1. Group assignment (group of 2)
2. The assignment accounts for 30% of the whole unit.
3. Submit the assignment from ICT583 LMS site using the Assignment unit tool.
4. Late work may attract a penalty of 10% (of the mark for that piece of assessment) per day late, up to and including 10 days late. Work submitted more than 10 days late might not be marked.
5. You must keep a copy of the final version of your assignment as submitted and be prepared to provide it on request.
6. The University treats plagiarism, collusion, theft of other students’ work and other forms of dishonesty in assessment seriously.
The healthcare industry has been one of the most prominent beneficiaries of the emergence of data science. Successful applications such as AI-assisted diagnosis and prognosis, Computerized drug discovery, and virtual assistant, etc can greatly improve the patient care and save public money. Your final assignment is to apply your data science knowledge on two healthcare datasets, one is the mammographic masses dataset, the other one is the global burden of disease dataset. The goal of this project is to follow the data science analysis pipeline to answer interesting questions of your own choosing, acquire the data, perform data manipulations, design your visualizations, build your predictive modelling using machine learning techniques and present the results in a report format.
An essential part of your project is your R coding. Your R file should record the steps in developing your solutions and obtaining the final data analysis results. Make sure your code matches the findings you put in the report. For example, if there are three separate plots in the report, your code should produce exactly the same three separate plots.
You also need to submit an in-depth report including two parts - classification and clustering. The following components and discussions might be considered in each part.
Overview of the project:
Provide an overview of the project, the goals, and the motivation for it. Consider that this will be read by people who first see your project.
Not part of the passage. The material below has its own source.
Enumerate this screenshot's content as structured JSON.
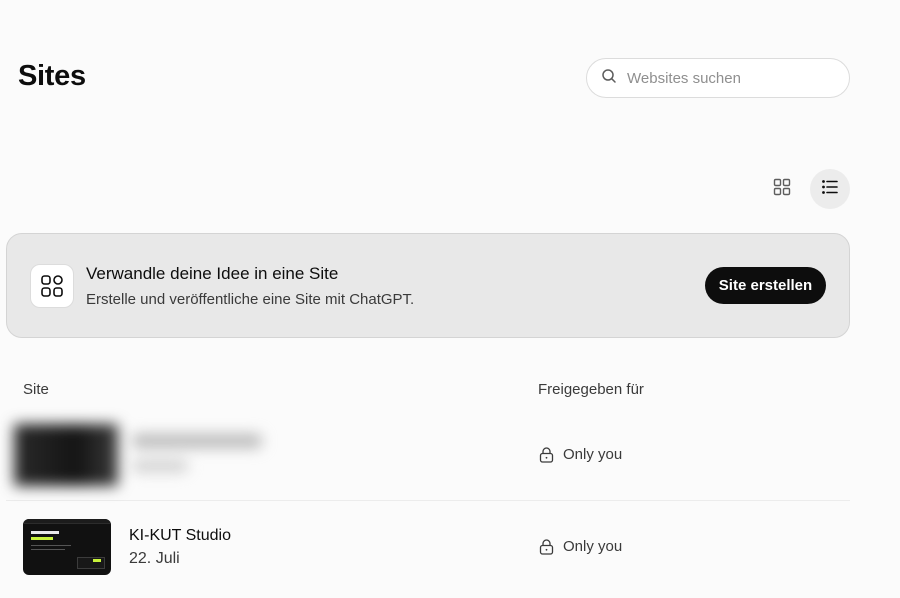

Describe the background of the dataset and provide the summary statistic. Interesting questions: What questions are you trying to answer? Do any questions evolve throughout the project? Are there any new questions you consider in the course of your analysis? ...
Data manipulation and cleaning:
Are there any data pre-processing steps performed, and why? Are there any questions that can be answered via data manipulation? ...
Exploratory data analysis:
What visualizations did you use to look at your data in different ways? Are there any detected outliers? ...
What are the various machine learning methods you considered? Justify the decisions you made. What are the main ideas of the selected methods? How do you build the models? Are there any concerns when designing your model? ...
What did you learn about the data? Which method statistically outperformed the rest? Have you found the answers to the raised questions? How can you justify your answers? ... Engagingly present your results using text, visualizations.
Are there any limitations of your study? What is your future work?